First, the order grants power to incumbent presidents to overrule determinations by former presidents that records in “their” presidential libraries may be released. We are very concerned that an incumbent president might exert this power to block the release of a former administration’s material merely because it would be politically detrimental. That could happen in either direction, a Democratic incumbent blocking the access to the records of a Republican predecessor, or a Republican blocking access to those of a Democrat.
Second, the order empowers former presidents to designate representatives who can act for them, including in cases of the former president’s death or disability. If in such a case there is no designated representative, the former president’s family may appoint one. These representatives will act with the full power of the former president, “including with respect to . . . constitutionally based privileges.”

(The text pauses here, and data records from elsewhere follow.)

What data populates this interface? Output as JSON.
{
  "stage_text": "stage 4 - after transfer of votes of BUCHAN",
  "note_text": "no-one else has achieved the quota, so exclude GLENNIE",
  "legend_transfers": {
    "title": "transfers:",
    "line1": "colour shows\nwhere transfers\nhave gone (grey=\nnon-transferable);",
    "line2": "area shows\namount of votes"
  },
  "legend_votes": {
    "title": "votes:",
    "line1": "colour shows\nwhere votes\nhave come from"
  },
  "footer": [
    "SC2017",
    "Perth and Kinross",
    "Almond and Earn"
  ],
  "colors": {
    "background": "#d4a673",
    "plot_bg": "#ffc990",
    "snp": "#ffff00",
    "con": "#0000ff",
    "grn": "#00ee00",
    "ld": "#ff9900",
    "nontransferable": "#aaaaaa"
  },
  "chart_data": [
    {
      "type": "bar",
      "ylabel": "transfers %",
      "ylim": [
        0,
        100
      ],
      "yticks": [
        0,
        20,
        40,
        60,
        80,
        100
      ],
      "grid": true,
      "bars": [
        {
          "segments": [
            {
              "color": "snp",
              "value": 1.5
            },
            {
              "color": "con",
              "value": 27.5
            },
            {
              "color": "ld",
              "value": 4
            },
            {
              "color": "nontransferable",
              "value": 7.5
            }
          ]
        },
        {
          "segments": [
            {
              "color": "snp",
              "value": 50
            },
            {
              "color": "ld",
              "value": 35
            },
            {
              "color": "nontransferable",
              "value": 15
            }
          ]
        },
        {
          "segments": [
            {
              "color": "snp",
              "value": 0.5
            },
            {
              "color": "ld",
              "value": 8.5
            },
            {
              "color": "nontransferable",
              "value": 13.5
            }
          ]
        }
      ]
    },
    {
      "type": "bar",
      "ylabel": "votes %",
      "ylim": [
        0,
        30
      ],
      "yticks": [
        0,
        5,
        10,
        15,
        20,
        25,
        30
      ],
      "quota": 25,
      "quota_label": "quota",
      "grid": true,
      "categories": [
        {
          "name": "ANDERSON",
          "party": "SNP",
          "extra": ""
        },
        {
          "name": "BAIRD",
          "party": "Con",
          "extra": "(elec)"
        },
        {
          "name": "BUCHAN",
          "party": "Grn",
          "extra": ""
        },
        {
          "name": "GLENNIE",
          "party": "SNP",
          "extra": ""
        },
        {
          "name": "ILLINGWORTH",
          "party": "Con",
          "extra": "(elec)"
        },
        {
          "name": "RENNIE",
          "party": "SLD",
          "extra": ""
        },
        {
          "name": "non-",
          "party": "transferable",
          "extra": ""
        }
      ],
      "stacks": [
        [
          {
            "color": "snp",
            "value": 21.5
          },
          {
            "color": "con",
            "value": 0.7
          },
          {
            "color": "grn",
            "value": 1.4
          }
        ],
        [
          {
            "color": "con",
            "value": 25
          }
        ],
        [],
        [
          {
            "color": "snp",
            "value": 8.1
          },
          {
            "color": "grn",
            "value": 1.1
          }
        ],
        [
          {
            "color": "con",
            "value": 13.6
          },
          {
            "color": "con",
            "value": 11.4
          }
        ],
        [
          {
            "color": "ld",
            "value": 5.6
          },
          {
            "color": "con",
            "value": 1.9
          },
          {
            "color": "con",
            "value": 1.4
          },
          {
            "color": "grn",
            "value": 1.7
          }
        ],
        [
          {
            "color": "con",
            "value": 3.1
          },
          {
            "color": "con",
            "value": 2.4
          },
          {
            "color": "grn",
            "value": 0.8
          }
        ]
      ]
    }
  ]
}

In our opinion, these provisions create real possibilities for stifling legitimate and necessary public discussion. We accept that a former president may enjoy some continuation of the executive privilege that obtained during that person’s time in office. But “designated representatives” exercising legal privileges on matters of public interest without public accountability are unknown to the Constitution. Moreover, until Executive Order 13233, membership in an American presidential family has never led to extraordinary political rights, beyond the rights we all share as citizens.
Our two primary professional organizations, the American Historical Association and the Organization of American Historians, are on record as opposing Executive Order 13233. They have sought in court to have the order overturned. In their opinion, which they seek to have tested in the courts, the order contravenes the spirit and intent of the Presidential Records Act.
As the act makes plain, presidential papers from Reagan onward are the property of the United States, not of any individual or family. The clear purpose of the Presidential Records Act is to permit and encourage the fullest possible discussion of presidents and their policies at an early point following a presidency’s end. Under the Act, release of materials is intended to begin 12 years after a president leaves office. The act already establishes conditions and procedures for withholding certain records. Mere choice by a former or incumbent president, by a “designated representative,” or by a former president’s family should not be enough to do so, beyond the provisions of the act.
We believe that the greatest benefit to SMU of having a presidential library will be to make the university a center of serious research on matters of the highest public import. We recognize that the records of this Administration will be of immense historical and civic interest. We believe that like its counterparts, the proposed George W. Bush Presidential Library should be a place of serious study and discussion, to the fullest extent and at the earliest time possible as mandated by the statute that makes the library possible.
We are making this statement in regard to the Presidential Order, not in regard to the proposed Bush Library, Museum, and Institute. We do not expect that our opposition to the order could lead to its being rescinded. That will require a decision by the Supreme Court, or an act of Congress, or an executive order by a subsequent president. But we do believe that all material in all presidential libraries, including the Bush Library, should be open to full access in accord with the letter and the spirit of the Presidential Records Act.